YIPF2 activates and recruits Rab5/22a to ER-Golgi network
As Rab5 and Rab22a dominate the sorting and recycling of CIE proteins30,31,33, we checked whether altered YIPF2 expression can affect their activation. GST pull-down results showed that YIPF2-KD significantly attenuated the activations of Rab5 and Rab22a, and such attenuation was rescued by YIPF2 overexpression in HepG2 cells (Fig. 6a–e). Given that Rab GTPases mediate protein transport highly relay on their tethering to membranous structures29,34, we speculated that YIPF2-KD restrained the recruitment and activation of Rab5/Rab22a through ER-Golgi networks. Confocal imaging showed that YIPF2-KD markedly weakened ER-localized Rab5wt and Rab5DA, whereas ER-localizations of wt-Rab22a and DA-Rab22a were not affected in HepG2 cells (Fig. 6i, j. Supplementary Fig. 10). In contrast, YIPF2-KD only weakened the localizations of wt-Rab22a and DA-Rab22a in Golgi (Fig. 6i–k. Supplementary Fig. 10). Further determining the membrane-associated Rab showed that YIPF2-KD caused Rab22a activation to decrease in all checked membranous fractions (Fig. 6b–h). However, no Rab5 activation reduced in Golgi was detected after YIPF2-KD (Fig. 6d–h). Together, these data suggested that Rab5/22a recruitment and activation at ER-Golgi network depend on YIPF2 protein level.
YIPF2 modulates CD147-mediated malignant phenotypes
MMP-mediated extracellular matrix (ECM) degradation is essential to HCC invasion, and MMP secretion is trigged by CD147-mediated intercellular interaction5,6,7,8. Gelatin zymography results showed that YIPF2-KD significantly increased MMP2 and MMP9 secretion in HepG2 cells, but such an increase was rescued by YIPF2 overexpression (Fig. 7a–c). Although YIPF2-KD induced MMP secretion increase were not detected in co-culture medium (Fig. 7b–d), the promotion phenomena reappeared when HepG2 medium was added to 3T3 cells (Fig. 7e–g). Notably, when CD147 was depleted from cell medium, YIPF2-KD or overexpression induced MMP2/9 secretion from 3T3 cells were attenuated (Fig. 7e–g). Additionally, Western blotting showed that YIPF2-KD significantly reduced endogenous MMP2 and MMP9 levels in HepG2 cells, and such a reduction was rescued by YIPF2 overexpression (Fig. 7f–h). Similar results were obtained in 7721 cells (Supplementary Fig. 11). These results suggested that YIPF2-KD induced CD147 delivery to HCC cell-surface and release to extracellular medium, which promoted MMP secretion.

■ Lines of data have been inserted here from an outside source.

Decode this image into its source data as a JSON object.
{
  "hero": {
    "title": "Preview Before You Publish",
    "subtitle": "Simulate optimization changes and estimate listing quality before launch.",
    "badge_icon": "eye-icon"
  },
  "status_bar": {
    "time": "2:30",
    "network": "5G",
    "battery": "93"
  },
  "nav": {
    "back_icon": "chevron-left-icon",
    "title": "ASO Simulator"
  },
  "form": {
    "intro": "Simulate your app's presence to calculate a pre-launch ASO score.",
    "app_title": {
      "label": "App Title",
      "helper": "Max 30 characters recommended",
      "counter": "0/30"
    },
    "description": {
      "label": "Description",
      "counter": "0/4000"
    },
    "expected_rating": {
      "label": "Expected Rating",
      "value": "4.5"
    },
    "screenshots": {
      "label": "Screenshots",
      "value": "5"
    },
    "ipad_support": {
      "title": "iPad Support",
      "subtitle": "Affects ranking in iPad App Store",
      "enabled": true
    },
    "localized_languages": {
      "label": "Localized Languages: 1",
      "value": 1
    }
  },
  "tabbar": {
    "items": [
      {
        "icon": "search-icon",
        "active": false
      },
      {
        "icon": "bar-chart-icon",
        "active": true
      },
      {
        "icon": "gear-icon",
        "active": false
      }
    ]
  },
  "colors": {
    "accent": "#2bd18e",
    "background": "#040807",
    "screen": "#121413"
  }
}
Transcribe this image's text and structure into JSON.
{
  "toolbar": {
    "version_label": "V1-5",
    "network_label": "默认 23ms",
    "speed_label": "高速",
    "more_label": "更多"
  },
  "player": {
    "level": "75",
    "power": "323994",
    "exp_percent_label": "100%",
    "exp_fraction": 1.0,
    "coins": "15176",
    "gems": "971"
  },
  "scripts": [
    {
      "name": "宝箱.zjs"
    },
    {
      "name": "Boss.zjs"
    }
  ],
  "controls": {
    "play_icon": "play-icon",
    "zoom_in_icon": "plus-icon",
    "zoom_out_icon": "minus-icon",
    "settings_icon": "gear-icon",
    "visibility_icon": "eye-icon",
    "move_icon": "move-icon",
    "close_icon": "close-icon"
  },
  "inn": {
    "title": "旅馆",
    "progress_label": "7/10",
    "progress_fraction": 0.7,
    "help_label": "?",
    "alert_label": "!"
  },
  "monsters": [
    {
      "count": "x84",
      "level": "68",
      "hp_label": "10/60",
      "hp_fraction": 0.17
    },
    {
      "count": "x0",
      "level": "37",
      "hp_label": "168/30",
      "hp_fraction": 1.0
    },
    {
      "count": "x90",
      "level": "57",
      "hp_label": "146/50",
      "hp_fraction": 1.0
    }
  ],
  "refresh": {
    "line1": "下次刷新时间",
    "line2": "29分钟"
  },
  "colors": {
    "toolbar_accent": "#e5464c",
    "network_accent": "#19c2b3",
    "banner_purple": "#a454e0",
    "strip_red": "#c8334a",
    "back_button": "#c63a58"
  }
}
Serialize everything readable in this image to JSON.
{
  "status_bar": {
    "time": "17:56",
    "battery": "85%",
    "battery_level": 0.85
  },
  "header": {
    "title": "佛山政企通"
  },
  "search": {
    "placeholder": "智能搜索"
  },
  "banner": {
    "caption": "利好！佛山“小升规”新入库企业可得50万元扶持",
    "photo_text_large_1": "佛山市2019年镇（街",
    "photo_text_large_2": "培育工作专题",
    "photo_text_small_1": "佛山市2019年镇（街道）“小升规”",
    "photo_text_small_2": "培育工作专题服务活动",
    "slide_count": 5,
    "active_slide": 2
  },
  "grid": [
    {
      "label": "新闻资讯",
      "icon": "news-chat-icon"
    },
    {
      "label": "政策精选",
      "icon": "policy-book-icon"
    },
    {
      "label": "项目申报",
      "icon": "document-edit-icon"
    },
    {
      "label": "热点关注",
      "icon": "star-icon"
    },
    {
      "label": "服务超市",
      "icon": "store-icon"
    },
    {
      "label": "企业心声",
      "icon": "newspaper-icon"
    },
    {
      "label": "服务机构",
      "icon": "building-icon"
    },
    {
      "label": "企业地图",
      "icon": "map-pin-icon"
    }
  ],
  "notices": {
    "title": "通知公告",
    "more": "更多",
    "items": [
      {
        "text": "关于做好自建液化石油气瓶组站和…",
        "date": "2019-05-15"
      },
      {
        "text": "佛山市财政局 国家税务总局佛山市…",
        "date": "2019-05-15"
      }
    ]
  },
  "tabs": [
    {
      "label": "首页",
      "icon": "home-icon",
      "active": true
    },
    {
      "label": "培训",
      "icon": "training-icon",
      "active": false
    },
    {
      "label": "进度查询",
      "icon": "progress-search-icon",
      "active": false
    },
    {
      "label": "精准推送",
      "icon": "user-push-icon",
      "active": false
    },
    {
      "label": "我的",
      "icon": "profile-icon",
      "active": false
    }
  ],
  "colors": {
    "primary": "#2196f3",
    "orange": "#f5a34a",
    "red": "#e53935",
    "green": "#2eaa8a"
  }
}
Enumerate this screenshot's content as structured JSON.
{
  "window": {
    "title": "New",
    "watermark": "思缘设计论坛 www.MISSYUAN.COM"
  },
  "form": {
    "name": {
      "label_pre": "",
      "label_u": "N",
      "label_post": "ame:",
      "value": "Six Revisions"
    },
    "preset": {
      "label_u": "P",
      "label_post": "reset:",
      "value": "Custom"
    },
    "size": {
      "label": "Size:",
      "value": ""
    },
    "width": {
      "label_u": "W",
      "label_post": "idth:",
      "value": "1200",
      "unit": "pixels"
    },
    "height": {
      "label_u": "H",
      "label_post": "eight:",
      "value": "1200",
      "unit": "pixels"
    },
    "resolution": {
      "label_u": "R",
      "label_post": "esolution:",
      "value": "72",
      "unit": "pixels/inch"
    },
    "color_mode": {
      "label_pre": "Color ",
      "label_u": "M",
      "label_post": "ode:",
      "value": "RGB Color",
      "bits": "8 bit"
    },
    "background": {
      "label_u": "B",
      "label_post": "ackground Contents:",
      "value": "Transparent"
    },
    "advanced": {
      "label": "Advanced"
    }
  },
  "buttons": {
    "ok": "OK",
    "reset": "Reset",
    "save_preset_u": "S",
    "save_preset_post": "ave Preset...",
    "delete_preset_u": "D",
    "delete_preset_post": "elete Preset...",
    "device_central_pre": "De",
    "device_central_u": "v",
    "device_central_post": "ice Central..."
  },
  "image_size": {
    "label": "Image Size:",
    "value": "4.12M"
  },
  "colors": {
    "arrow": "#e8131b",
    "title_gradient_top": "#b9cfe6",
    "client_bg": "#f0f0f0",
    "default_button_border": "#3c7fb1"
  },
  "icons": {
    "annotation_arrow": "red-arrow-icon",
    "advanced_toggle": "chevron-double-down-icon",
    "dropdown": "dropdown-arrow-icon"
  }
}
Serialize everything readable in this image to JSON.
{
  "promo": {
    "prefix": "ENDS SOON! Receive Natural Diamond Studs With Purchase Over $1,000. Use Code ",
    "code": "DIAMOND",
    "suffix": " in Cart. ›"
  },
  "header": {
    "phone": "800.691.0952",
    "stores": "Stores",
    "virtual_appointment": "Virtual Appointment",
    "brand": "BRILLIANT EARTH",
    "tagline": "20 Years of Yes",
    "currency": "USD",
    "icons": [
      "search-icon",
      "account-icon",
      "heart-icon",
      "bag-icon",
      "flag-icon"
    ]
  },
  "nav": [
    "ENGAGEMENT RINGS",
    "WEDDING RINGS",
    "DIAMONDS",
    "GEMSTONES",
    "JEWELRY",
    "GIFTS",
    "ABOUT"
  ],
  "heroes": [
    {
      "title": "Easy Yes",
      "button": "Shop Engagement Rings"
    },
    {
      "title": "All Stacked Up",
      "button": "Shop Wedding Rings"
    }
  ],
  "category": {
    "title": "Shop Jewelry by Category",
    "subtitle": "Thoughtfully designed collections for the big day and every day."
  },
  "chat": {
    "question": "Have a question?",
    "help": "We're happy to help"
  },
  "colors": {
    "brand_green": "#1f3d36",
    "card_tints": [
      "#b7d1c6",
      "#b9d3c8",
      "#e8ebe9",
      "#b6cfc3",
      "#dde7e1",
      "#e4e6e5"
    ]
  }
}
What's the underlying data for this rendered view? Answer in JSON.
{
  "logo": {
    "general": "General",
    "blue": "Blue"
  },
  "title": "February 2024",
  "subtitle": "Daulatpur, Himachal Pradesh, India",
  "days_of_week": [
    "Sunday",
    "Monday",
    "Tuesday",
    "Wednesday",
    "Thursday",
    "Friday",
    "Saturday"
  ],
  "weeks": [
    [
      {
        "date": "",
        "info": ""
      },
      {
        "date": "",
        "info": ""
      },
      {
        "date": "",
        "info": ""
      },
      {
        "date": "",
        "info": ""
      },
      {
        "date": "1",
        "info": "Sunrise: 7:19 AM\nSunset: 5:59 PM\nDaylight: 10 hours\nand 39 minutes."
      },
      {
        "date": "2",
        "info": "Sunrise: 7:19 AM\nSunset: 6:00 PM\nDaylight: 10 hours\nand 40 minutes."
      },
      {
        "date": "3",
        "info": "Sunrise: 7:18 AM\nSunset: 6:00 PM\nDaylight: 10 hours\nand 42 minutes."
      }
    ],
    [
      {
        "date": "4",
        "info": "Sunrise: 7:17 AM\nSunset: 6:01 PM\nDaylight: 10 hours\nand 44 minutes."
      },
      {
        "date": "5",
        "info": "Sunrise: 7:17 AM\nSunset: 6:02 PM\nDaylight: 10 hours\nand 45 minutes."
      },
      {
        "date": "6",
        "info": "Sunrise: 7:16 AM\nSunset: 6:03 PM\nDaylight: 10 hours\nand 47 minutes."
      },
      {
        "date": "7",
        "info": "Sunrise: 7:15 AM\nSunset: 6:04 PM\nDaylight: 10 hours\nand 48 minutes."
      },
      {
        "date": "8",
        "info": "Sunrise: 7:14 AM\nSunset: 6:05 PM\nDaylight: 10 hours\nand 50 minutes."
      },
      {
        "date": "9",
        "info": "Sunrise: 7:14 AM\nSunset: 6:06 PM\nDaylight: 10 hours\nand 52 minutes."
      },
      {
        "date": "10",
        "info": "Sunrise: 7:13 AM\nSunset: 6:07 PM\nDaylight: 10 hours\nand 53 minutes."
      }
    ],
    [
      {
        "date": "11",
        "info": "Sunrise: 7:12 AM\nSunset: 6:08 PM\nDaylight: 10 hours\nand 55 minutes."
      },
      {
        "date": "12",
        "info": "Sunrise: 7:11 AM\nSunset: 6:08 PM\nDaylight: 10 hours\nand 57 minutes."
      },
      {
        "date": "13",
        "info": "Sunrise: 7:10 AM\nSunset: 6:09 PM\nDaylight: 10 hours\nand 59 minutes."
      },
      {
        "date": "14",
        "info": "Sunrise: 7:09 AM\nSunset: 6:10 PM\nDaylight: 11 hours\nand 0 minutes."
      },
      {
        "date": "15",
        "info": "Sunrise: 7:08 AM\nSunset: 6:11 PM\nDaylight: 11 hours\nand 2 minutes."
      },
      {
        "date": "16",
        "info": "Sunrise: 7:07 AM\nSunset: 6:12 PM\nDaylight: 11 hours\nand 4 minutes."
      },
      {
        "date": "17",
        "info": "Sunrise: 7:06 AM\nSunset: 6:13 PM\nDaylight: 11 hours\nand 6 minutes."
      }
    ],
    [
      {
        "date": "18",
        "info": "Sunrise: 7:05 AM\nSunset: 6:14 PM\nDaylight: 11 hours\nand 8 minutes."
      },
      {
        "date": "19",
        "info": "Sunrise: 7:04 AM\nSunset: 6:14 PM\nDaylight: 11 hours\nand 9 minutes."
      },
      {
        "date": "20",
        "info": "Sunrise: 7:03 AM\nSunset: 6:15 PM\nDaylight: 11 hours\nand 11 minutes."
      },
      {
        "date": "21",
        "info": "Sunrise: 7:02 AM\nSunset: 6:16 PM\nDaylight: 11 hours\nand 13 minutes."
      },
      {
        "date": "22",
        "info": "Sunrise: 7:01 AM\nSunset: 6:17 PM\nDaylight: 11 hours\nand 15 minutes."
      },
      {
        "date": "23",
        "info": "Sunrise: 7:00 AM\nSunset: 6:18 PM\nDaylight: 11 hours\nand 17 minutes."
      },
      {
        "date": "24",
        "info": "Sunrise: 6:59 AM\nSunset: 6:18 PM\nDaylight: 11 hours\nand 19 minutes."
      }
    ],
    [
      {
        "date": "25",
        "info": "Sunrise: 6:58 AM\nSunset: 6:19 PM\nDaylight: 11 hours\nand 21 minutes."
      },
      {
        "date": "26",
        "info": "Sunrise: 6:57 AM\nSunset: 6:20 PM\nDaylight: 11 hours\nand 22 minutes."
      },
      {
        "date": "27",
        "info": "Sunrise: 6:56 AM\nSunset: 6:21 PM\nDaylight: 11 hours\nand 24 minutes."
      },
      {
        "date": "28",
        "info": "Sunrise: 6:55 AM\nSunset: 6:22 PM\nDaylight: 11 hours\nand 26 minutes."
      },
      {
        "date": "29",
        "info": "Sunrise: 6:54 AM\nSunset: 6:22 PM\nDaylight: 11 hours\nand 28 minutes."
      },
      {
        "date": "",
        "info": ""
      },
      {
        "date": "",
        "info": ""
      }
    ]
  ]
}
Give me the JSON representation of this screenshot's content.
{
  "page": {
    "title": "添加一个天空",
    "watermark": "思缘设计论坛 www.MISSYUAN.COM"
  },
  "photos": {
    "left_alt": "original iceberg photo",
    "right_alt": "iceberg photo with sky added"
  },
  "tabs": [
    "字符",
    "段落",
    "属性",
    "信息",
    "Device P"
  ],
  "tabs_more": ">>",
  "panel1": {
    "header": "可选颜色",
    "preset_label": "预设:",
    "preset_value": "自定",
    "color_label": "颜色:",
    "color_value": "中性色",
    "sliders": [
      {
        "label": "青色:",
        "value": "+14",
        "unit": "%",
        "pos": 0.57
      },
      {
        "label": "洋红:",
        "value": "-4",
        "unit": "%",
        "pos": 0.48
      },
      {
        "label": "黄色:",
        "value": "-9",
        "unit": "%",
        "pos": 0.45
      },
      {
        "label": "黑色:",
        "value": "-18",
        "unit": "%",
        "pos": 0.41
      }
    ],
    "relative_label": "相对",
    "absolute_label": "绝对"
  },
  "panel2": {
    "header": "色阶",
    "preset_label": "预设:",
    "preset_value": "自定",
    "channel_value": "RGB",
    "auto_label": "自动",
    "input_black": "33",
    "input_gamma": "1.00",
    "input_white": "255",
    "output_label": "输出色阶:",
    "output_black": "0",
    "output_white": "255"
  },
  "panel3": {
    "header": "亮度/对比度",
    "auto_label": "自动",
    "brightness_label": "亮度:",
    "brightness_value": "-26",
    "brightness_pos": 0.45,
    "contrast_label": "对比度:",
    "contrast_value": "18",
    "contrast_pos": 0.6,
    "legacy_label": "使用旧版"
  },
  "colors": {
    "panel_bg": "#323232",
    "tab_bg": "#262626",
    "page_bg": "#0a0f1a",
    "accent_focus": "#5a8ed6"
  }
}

As YIPF2 is critical for CD147 trafficking, we further speculated that YIPF2-KD highly induced CD147 presenting on cell-surface and more extensively promoted the malignant phenotypes of HCC cells. Our results showed that YIPF2-KD markedly increased the adhesion of HepG2 and 7721 cells to Matrigel, but this potential was reversed by YIPF2 overexpression (Fig. 8a). Since altered ECM adhesion and MMPs secretion are correlated with modified motility, migration, and invasion capabilities of cancer cells32, we then checked these behaviors. As expected, YIPF2-KD markedly enhanced the motility, migration, and invasion of HepG2 and 7721 cells. Conversely, YIPF2 overexpression remarkably restrained these characteristics (Fig. 8c–h). We also checked the contribution of cell proliferation to these characteristics, and no cell proliferation was affected by YIPF2 intervention (Fig. 8b). Together, these results suggested that YIPF2-KD enhanced the adhesion, motility, migration, and invasion behaviors of HCC cells.
Discussion
The function of CD147 as a driver of malignant neoplasms strongly depends on its cell surface presentation. Although several binders were reported to form complexes with CD14719,20,21,22,23,24,25,26,27,35,36, none appear to govern CD147 trafficking in cancer cells. MAPPIT offers the combined advantages of optimal physiological context, separated interactor-effector design, and stimulation-responsive screening to determine dynamic interactions during antigen trafficking28,37. We used the advantages of MAPPIT, screened and identified YIPF2 as a new binder to CD147 with endocytic recycling regulation function.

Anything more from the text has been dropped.